I’m all grown up now but I still have that desire that people would like me. I believe that no matter how old and mature you become, you have an innate desire to be liked, loved, and accepted. I know that I do.
Recently I have been “Un-friended” on Facebook by some people. Not just acquaintances, but personal friends. Like, the kind of friends you go out to lunch with. That may not seem like a big deal, but to me, these friends searched through their Facebook “Friends,” picked me out, and deleted me from among their tribe. When I see all of my friends they choose to remain “Friends” with, I struggle with feeling that I am not good enough to be in their crowd. I feel rejected. I feel unloved. I feel less than.
Even though I try to tell myself that it’s just Facebook, my emotions will not be bossed around. And just like years ago when Kim would choose Ashley and not me, I feel hurt. And I still cry like a baby.
I am sure that you, too, have experienced rejection. Perhaps not on Facebook, but in other ways.
Maybe you were the only one not invited to lunch with your coworkers.
Perhaps you see all of your neighbors exercise together but you are not asked to join.
Maybe there is a clique of women in your church and you are the one left out. Maybe you really want to be friends with two moms and they have chosen each other, and not you.

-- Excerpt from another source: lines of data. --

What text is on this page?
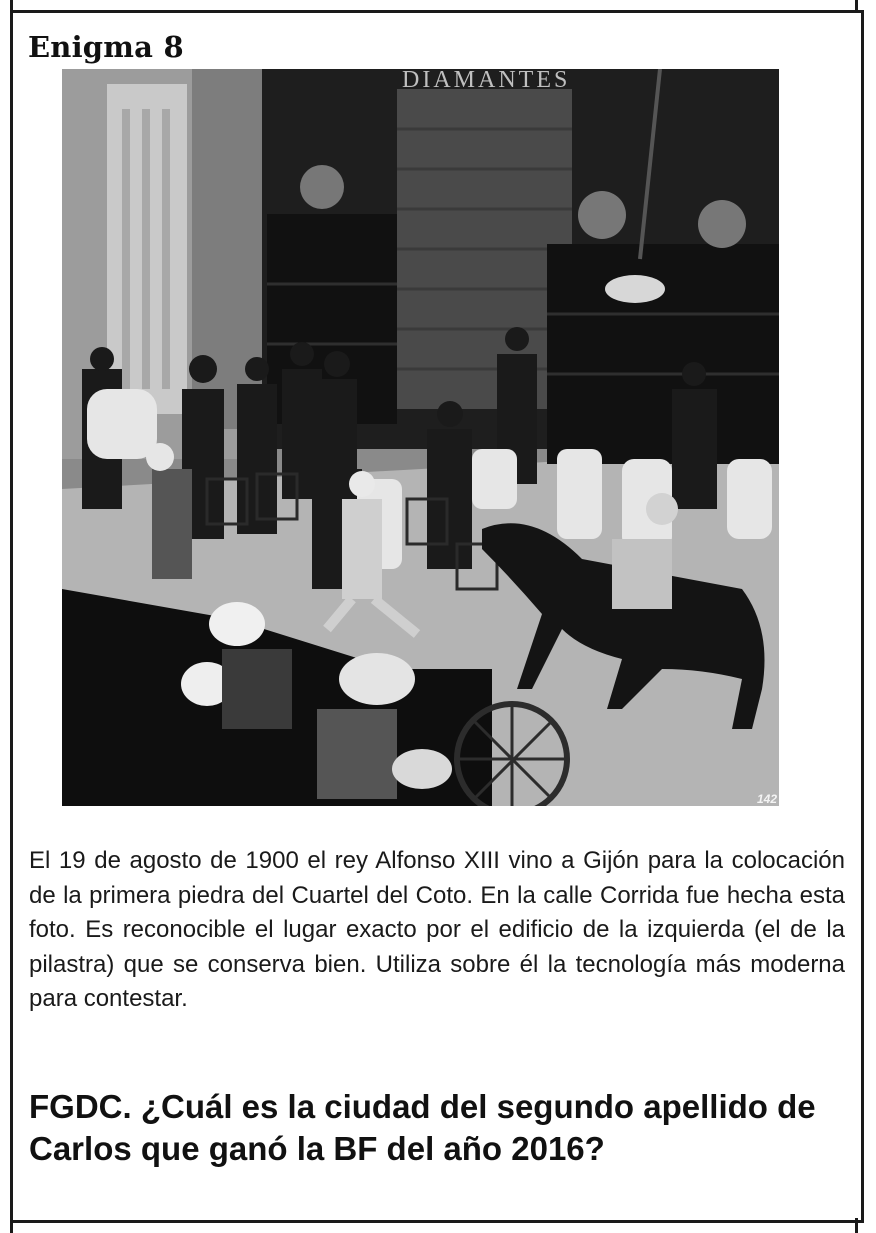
Enigma 8
DIAMANTES
142

El 19 de agosto de 1900 el rey Alfonso XIII vino a Gijón para la colocación de la primera piedra del Cuartel del Coto. En la calle Corrida fue hecha esta foto. Es reconocible el lugar exacto por el edificio de la izquierda (el de la pilastra) que se conserva bien. Utiliza sobre él la tecnología más moderna para contestar.

FGDC. ¿Cuál es la ciudad del segundo apellido de Carlos que ganó la BF del año 2016?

Perhaps you see pictures on Facebook of your friends at a party but you were not asked to join.
Maybe you are considered the “black sheep of the family.”
If you are on Facebook, perhaps you’ve been Un-friended, too.
I wish that I had a Bible verse to pull out and share that would make all of the hurt and rejection go away immediately, but I don’t. But I do know this: God is near to us when we are hurt and broken-hearted. He sees us, like an injured bird, and He moves in to comfort us. He sees every tear that we cry.
The Lord is near to the brokenhearted and saves those who are crushed in spirit. Psalm 34:18
Blessed be the God and Father of our Lord Jesus Christ, the Father of mercies and God of all comfort, who comforts us in all our affliction…2 Corinthians 1:3-4a
God’s love and comfort will help us as we process through the raw feelings of hurt and rejection.
Drawing comfort from God is the easy part.
The hard part is to forgive those who have hurt and rejected us. I confess, as I have walked through this, there have been days that the sun has gone down on my anger. My sweet little self has practiced hateful words that I want to say to them. I have wanted to retaliate and find a way to reject them. I have wanted to gossip and tell everyone about what they have done.
But God has told me to keep my mouth shut and to forgive.
Can you do that too? Can you keep your mouth shut and forgive? It is extraordinarily hard, because everything in our flesh cries out for justice and revenge. You have to draw from deep wells of love, wisdom, self-control and maturity to keep your mouth shut and forgive. I believe that you can do it. I hope that I can, too.
God’s comfort, forgiveness, and time – that’s how our broken hearts will recover from rejection and hurt. Slowly the bruises on our hearts and self-esteem will heal, and the truth of our true identity in Christ will grow stronger. And in time, the sting of being “Un-friended” will be gone.